Is this a bug? I would expect time1=time2 to be true, note the epochMillis equality. At first I thought that the comparison ignored the offset, but that's not what's happening according to the +1 ms comparison. This behavior makes no sense to me as the only meaningful way to compare two points in time is to see whether they represent the same point in time, or if not, which of them occurred earlier. C#, T-SQL and JavaScript agrees with me.

I would like to keep the offset value, avoid storing two different values, and being able to compare them in a meaningful way with indexing. If I need to format the output to create an ISO format that's fine, but searching for either time1 or time2 should match properties in both formats (it doesn't do so according to my testing). What's the best practice workaround?

Thanks :)

I have encountered the same issue in Neo 4.3.2.

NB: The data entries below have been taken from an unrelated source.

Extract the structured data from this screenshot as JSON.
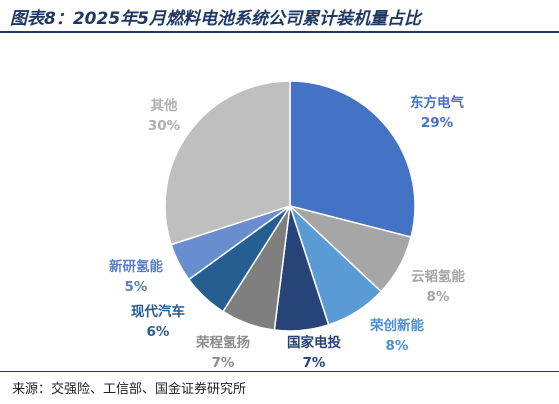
{
  "title": "图表8：2025年5月燃料电池系统公司累计装机量占比",
  "source": "来源：交强险、工信部、国金证券研究所",
  "chart_data": {
    "type": "pie",
    "title": "图表8：2025年5月燃料电池系统公司累计装机量占比",
    "start_angle_deg": 0,
    "direction": "clockwise",
    "slices": [
      {
        "label": "东方电气",
        "value": 29,
        "value_label": "29%",
        "color": "#4472c4",
        "label_color": "#4472c4"
      },
      {
        "label": "云韬氢能",
        "value": 8,
        "value_label": "8%",
        "color": "#a6a6a6",
        "label_color": "#a6a6a6"
      },
      {
        "label": "荣创新能",
        "value": 8,
        "value_label": "8%",
        "color": "#5b9bd5",
        "label_color": "#4a90d9"
      },
      {
        "label": "国家电投",
        "value": 7,
        "value_label": "7%",
        "color": "#264478",
        "label_color": "#264478"
      },
      {
        "label": "荣程氢扬",
        "value": 7,
        "value_label": "7%",
        "color": "#7f7f7f",
        "label_color": "#8c8c8c"
      },
      {
        "label": "现代汽车",
        "value": 6,
        "value_label": "6%",
        "color": "#255e91",
        "label_color": "#255e91"
      },
      {
        "label": "新研氢能",
        "value": 5,
        "value_label": "5%",
        "color": "#698ed0",
        "label_color": "#5b7fc7"
      },
      {
        "label": "其他",
        "value": 30,
        "value_label": "30%",
        "color": "#bfbfbf",
        "label_color": "#b0b0b0"
      }
    ]
  }
}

This looks like a bug to me.

I've just observed this behaviour, and looking for an explanation, I found this post.

The closest explanation I've come across as to the reason is this answer on stack overflow, which states:

[...] to compare composite objects you need to compare all the key-value pairs within them.

So, it appears that the two datetimes are not compared by the underlying date and time they represent, but by each of their properties.

The stack overflow answer suggests comparing the epochMillis property of the datetimes in order to make a comparison independent of the time zone, which appears to work.